Integration Approaches
Client Side SDK Flag endpoints are public
The API endpoints that our SDKs make calls to are all public. Your Environment API key should also be considered public. Think of it in the same way you would a Google Analytics key. The key is sent to browsers in plain HTML or Javascript and as a result should not be considered 'secret'.
Given this fact, it is important to ensure that attackers cannot enumerate or guess Identity keys. If an attacker is able to do this, they can easily overwrite trait values for Identities that are not related to their user. The simplest way to achieve this is to use a computer generated GUID or hash as the Identity key. You might already be doing this (for example if your datastore associates a GUID with a User record).
If, for example, your database uses an auto-incrementing integer as the user record key, we strongly recommend you either store a GUID alongside that record, or compute a 2-way hash of the user and use that as the Identity key.
Note that this only relates to Client Side Keys.

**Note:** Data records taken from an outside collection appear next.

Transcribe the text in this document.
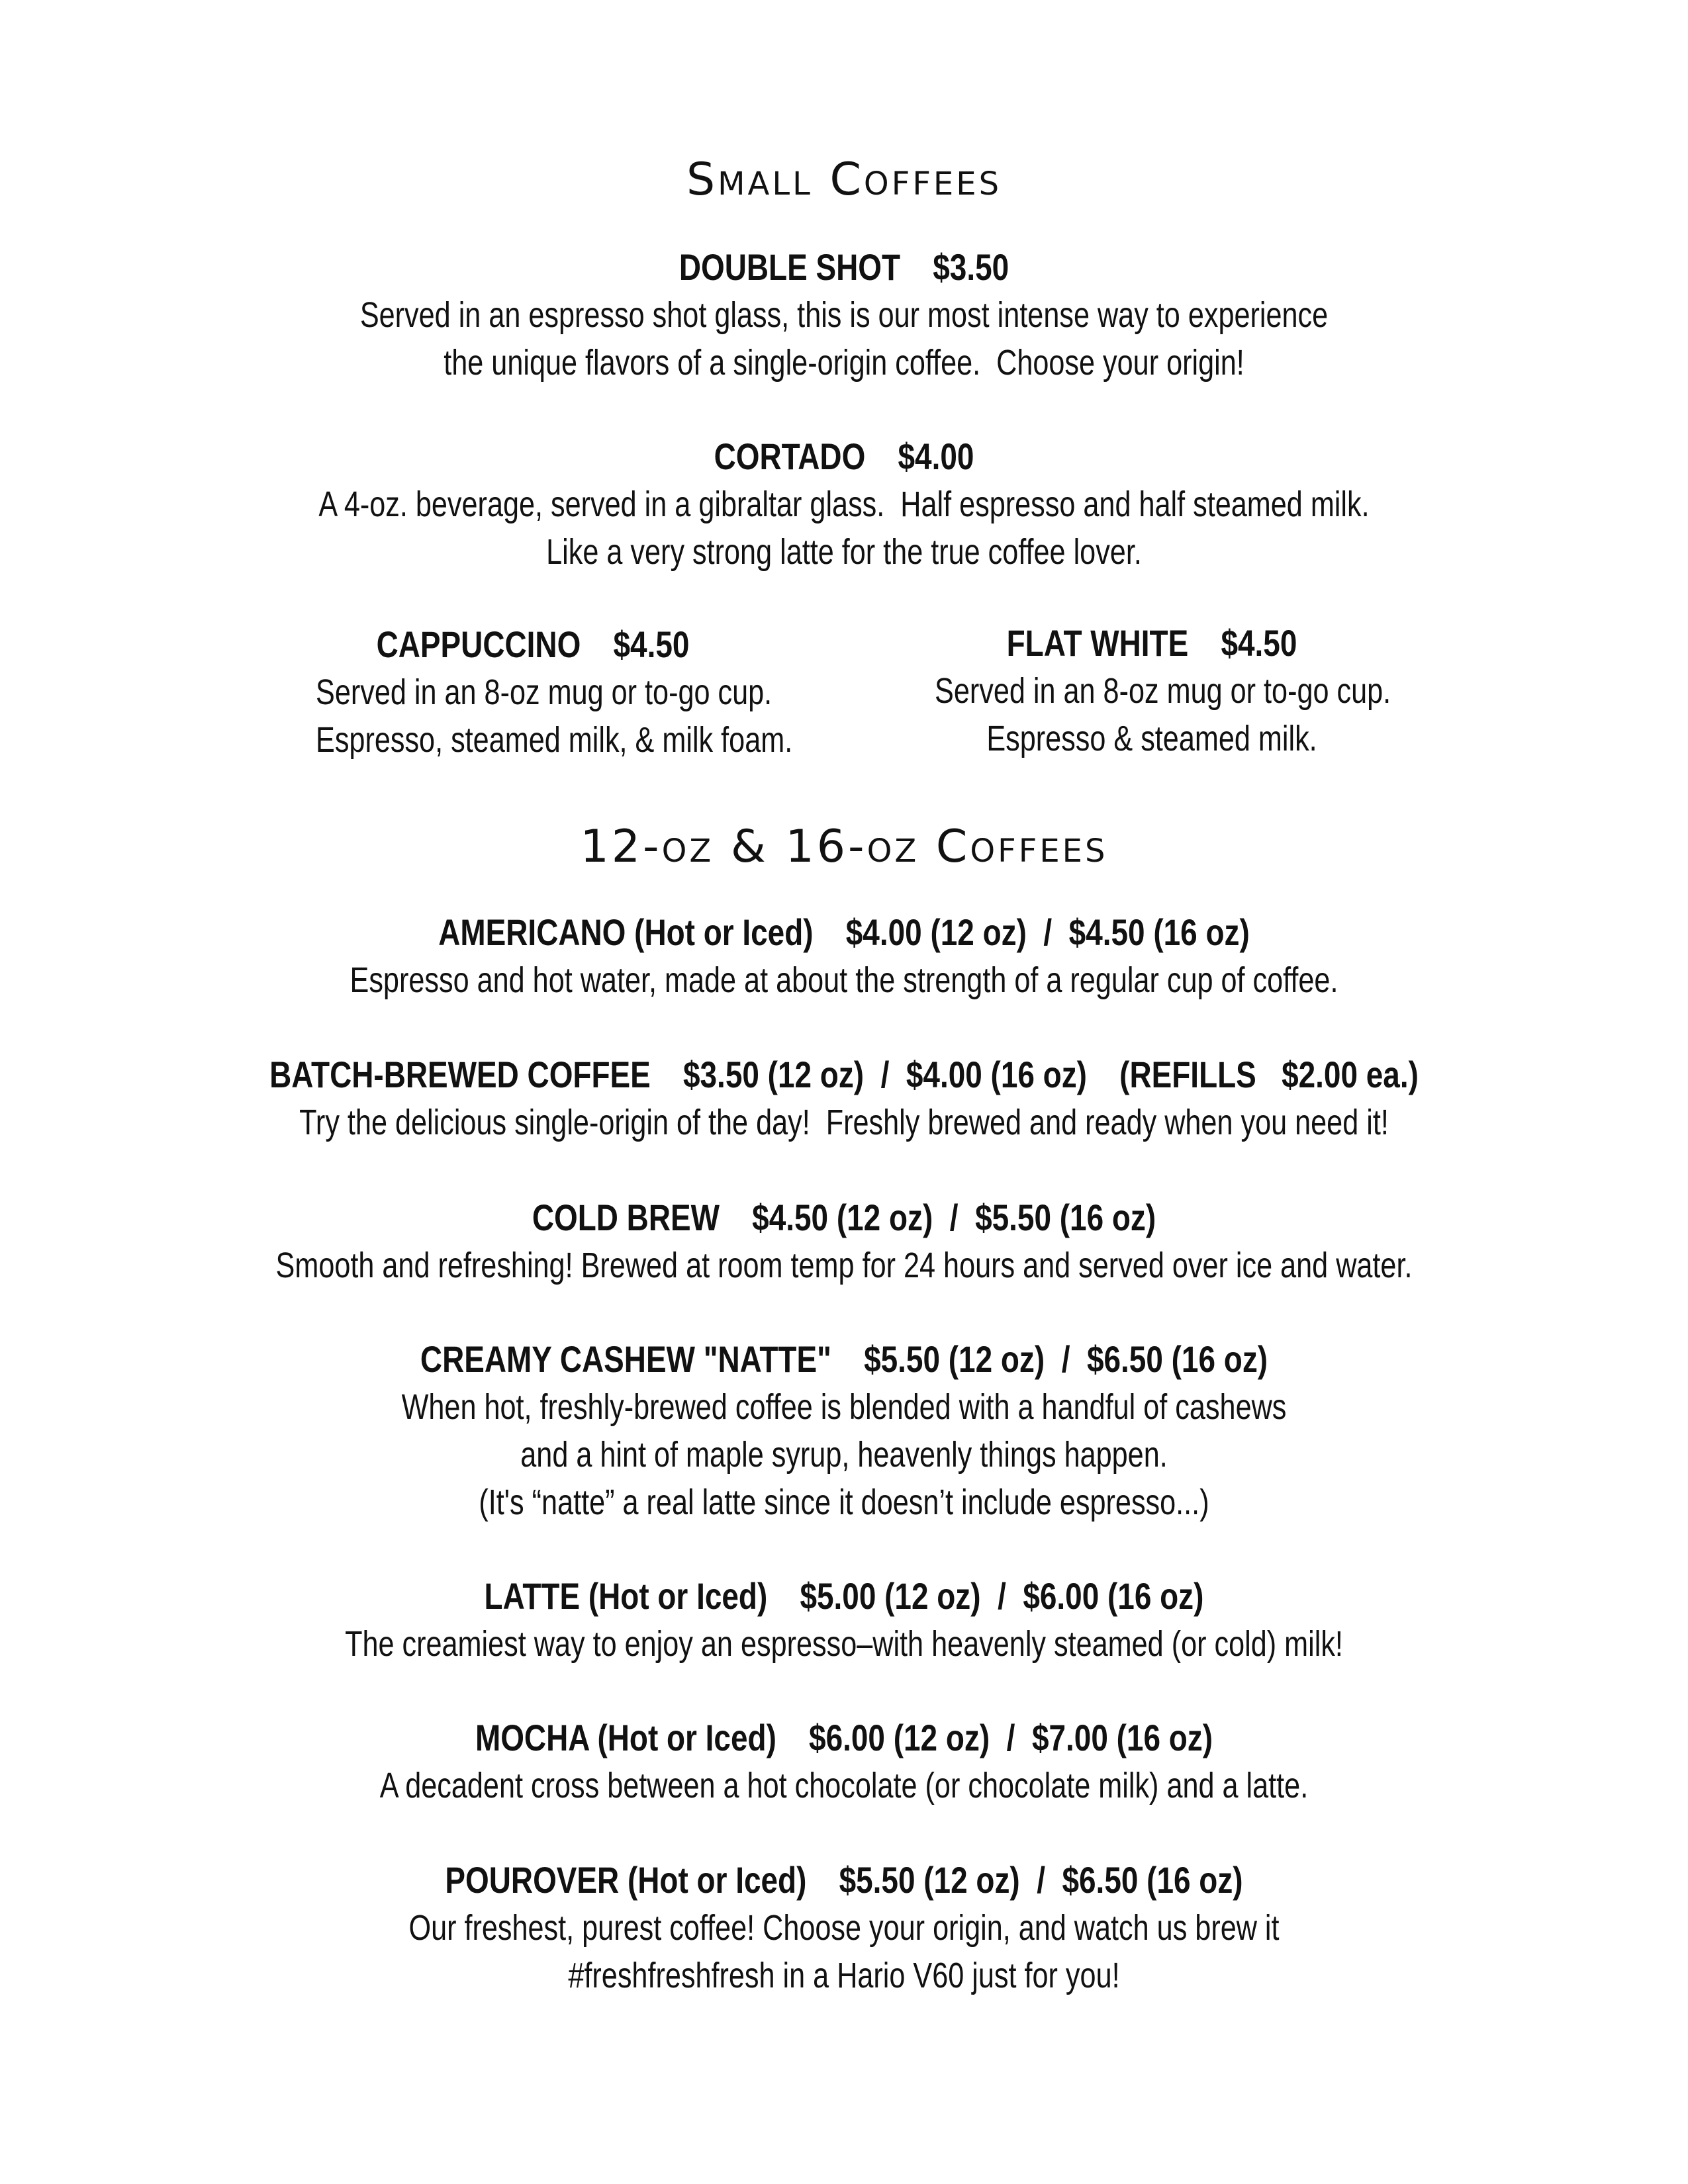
Small Coffees
DOUBLE SHOT $3.50
Served in an espresso shot glass, this is our most intense way to experience
the unique flavors of a single-origin coffee.  Choose your origin!
CORTADO $4.00
A 4-oz. beverage, served in a gibraltar glass.  Half espresso and half steamed milk.
Like a very strong latte for the true coffee lover.
CAPPUCCINO $4.50
Served in an 8-oz mug or to-go cup.
Espresso, steamed milk, & milk foam.
FLAT WHITE $4.50
Served in an 8-oz mug or to-go cup.
Espresso & steamed milk.
12-oz & 16-oz Coffees
AMERICANO (Hot or Iced) $4.00 (12 oz)  /  $4.50 (16 oz)
Espresso and hot water, made at about the strength of a regular cup of coffee.
BATCH-BREWED COFFEE $3.50 (12 oz)  /  $4.00 (16 oz) (REFILLS   $2.00 ea.)
Try the delicious single-origin of the day!  Freshly brewed and ready when you need it!
COLD BREW $4.50 (12 oz)  /  $5.50 (16 oz)
Smooth and refreshing! Brewed at room temp for 24 hours and served over ice and water.
CREAMY CASHEW "NATTE" $5.50 (12 oz)  /  $6.50 (16 oz)
When hot, freshly-brewed coffee is blended with a handful of cashews
and a hint of maple syrup, heavenly things happen.
(It's “natte” a real latte since it doesn’t include espresso...)
LATTE (Hot or Iced) $5.00 (12 oz)  /  $6.00 (16 oz)
The creamiest way to enjoy an espresso–with heavenly steamed (or cold) milk!
MOCHA (Hot or Iced) $6.00 (12 oz)  /  $7.00 (16 oz)
A decadent cross between a hot chocolate (or chocolate milk) and a latte.
POUROVER (Hot or Iced) $5.50 (12 oz)  /  $6.50 (16 oz)
Our freshest, purest coffee! Choose your origin, and watch us brew it
#freshfreshfresh in a Hario V60 just for you!
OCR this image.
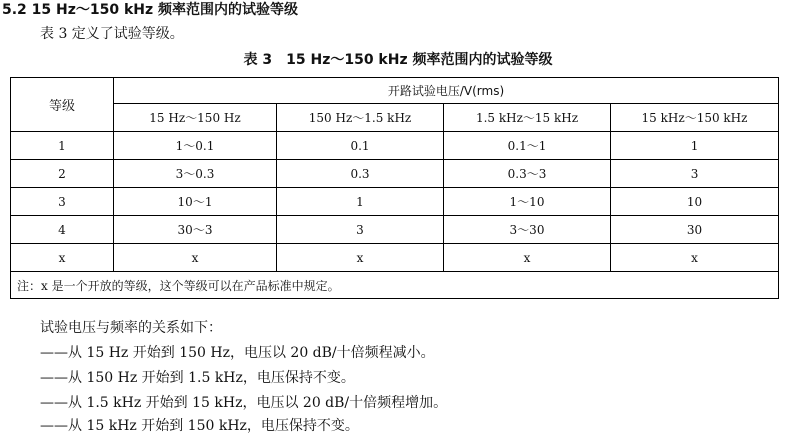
5.2 15 Hz～150 kHz 频率范围内的试验等级
表 3 定义了试验等级。
表 3　15 Hz～150 kHz 频率范围内的试验等级
等级	开路试验电压/V(rms)			
	15 Hz～150 Hz	150 Hz～1.5 kHz	1.5 kHz～15 kHz	15 kHz～150 kHz
1	1～0.1	0.1	0.1～1	1
2	3～0.3	0.3	0.3～3	3
3	10～1	1	1～10	10
4	30～3	3	3～30	30
x	x	x	x	x
注：x 是一个开放的等级，这个等级可以在产品标准中规定。				
试验电压与频率的关系如下：
——从 15 Hz 开始到 150 Hz，电压以 20 dB/十倍频程减小。
——从 150 Hz 开始到 1.5 kHz，电压保持不变。
——从 1.5 kHz 开始到 15 kHz，电压以 20 dB/十倍频程增加。
——从 15 kHz 开始到 150 kHz，电压保持不变。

Server Side Keys, on the other hand, should be considered secret and stored appropriately.
You can also prevent client-side SDKS from setting Traits.
Segment and Targeting rules are not leaked to the client
If flags are evaluated within the client-side SDKs (Web Browser, Mobile App), the entire set of rules for targeting users based on Segments etc need to be sent to the client. Given these endpoints are public by default, we think this is a leak of potentially sensitive information. We think the best place for your flags to be evaluated is on our server or your server. Not on the client.
You can get your flags with a single HTTP GET
You don't need to run a set of complicated rule evaluations to get your flags. Just hit our endpoint and you get your flags. You won't receive any information on Segments or rollout rules, and this is by design. If you want to run your own HTTP client within your application it's just an HTTP GET and you're good.
Build Time Flag Retrieval
We have a Flagsmith CLI which can be helpful here!
A more advanced technique is to grab the Flag defaults from the Flagsmith API at build time and include them on your application build. The steps for this might look something like this:
- Push your code to your git repository.
- An automated build pipeline is triggered.
- One stage of the pipeline is to grab the current default flag states from the
/flags
endpoint and store the JSON response within your application build. - Upon startup of your application, read the JSON file is embedded within your application first to get sane default flags and config.
- Asynchronously call the Flagsmith API to get the most recent Flag and Config values.
Caching Flags Locally
This approach depends on whether your application has an ability to persist data to the host OS during runtime. Locally caching flags within your application environment ensures that you can subsequently start your application without having to block for a call to the Flagsmith API. A common workflow would then be:
- Build your application with sane defaults.
- Start your app, using the sane defaults, and asynchronously call the Flagsmith API to retrieve up-to-date Flags.
- Once the up-to-date Flags are retrieved, store them locally.
- On subsequent app launches, check local storage to see if any flags are available. If they are, load them immediately.
- Asynchronously call the Flagsmith API to retrieve the up-to-date Flags.
The official Javascript Client offers optional caching built in to the SDK.
Caching Flags on a Server (Flagsmith Client)
Note that you can also evaluate flags locally in our Server Side SDKs.
When running the Flagsmith SDK within a Server environment, it is difficult for the SDK to ascertain what sort of caching infrastructure is available to it. For this reason, caching flags in a Server Environment needs to be integrated by hand. However, it's pretty simple!
- When your server (flagsmith client) starts up, get the Flags from the Flagsmith API. Flagsmith server will now store the Flags in memory within the server runtime.
- If you have caching infrastructure available (for example, memcache, redis etc), you can then store the flags for that environment within your caching infrastructure.
- You can set up a Web Hook within Flagsmith that sends flag change events to your server infrastructure.
- Write an API endpoint within your infrastructure that receives flag change events and stores them in your local cache.
- You can now rely on your local cache to get up to date flags.